Bangladeshi politician (born 1957)

Shamsul Alam Dudu (born 10 November 1957) is a Bangladesh Awami League politician and a former Jatiya Sangsad member representing the Joypurhat-1 constituency.

==Early life==
Dudu was born on 10 November 1957. He has a B.A., M.A., and law degree.

==Career==
Dudu was elected to Parliament on 5 January 2014 from Joypurhat-1 as an Awami League candidate. He was elected unopposed, as the election was boycotted by all opposition parties. In June 2015, he oversaw 500 workers of the Bangladesh Nationalist Party and Jamaat-e-Islami Bangladesh joining the Awami League.

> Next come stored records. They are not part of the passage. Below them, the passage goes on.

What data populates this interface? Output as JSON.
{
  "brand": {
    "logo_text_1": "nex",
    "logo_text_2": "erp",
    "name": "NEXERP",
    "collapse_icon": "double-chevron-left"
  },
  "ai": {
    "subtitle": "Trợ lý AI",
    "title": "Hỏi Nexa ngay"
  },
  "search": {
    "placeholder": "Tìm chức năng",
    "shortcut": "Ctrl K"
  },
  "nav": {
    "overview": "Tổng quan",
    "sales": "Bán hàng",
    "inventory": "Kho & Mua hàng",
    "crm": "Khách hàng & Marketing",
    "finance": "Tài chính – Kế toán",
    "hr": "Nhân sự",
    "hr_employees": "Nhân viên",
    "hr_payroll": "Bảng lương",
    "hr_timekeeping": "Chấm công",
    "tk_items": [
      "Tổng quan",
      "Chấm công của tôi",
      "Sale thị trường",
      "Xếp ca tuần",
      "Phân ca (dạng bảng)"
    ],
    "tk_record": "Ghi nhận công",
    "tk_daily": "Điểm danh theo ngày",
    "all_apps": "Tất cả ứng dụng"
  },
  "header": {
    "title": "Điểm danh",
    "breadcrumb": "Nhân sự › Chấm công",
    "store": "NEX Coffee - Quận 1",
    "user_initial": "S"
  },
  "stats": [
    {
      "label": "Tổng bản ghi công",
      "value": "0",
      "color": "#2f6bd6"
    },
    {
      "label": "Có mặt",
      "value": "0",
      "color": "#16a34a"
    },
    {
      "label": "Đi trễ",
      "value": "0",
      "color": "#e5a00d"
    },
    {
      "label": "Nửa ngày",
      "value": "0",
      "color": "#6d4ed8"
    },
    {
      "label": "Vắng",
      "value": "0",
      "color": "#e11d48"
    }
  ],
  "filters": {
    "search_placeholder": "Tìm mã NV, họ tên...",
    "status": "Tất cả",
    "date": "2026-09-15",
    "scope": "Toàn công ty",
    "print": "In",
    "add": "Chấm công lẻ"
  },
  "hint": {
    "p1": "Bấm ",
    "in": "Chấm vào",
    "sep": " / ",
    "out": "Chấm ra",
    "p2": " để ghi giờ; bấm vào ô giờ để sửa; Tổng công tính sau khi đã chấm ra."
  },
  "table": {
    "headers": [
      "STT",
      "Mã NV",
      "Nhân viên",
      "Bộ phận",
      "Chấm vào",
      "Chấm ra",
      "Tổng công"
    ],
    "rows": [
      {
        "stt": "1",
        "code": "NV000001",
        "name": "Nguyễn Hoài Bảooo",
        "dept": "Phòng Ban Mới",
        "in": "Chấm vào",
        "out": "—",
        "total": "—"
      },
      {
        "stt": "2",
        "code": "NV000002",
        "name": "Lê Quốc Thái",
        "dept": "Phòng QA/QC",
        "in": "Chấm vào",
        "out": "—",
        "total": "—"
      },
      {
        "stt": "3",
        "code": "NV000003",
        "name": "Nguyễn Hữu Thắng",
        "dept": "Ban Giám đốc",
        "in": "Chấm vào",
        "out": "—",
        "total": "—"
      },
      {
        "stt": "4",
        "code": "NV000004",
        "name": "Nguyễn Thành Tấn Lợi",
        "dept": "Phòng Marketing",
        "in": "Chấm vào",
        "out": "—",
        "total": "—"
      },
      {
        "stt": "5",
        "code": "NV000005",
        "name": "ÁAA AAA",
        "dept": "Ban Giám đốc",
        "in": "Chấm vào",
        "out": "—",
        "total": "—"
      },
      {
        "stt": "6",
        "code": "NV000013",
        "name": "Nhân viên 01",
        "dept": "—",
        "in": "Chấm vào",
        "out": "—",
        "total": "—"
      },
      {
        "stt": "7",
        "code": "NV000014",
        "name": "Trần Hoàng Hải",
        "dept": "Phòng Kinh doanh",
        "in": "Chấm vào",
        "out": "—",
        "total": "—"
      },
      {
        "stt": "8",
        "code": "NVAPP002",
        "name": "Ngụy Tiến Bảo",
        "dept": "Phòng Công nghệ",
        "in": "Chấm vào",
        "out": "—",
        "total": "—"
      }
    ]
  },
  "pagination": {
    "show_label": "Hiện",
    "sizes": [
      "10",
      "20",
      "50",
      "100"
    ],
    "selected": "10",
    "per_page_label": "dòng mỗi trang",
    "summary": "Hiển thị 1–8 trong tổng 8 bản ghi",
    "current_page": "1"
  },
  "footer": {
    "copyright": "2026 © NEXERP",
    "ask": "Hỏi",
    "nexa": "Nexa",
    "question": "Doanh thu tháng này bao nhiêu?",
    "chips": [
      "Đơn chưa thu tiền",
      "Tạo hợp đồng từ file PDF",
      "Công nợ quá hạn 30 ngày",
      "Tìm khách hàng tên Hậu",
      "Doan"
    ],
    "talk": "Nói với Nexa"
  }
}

Dudu developed problems with fellow Awami League member of parliament for Joypurhat-2, Abu Sayeed Al Mahmud Swapan. He received 219,825 votes while his nearest candidate, Aleya Begum, received 84,212 votes.

Dudu was reelected from Joypurhat-1 as a candidate of the Awami League. He is a member of the Parliamentary Standing Committee on the Ministry for Home Affairs. He was injured in a clash with protestors on 4 August 2024 during the non-cooperation movement.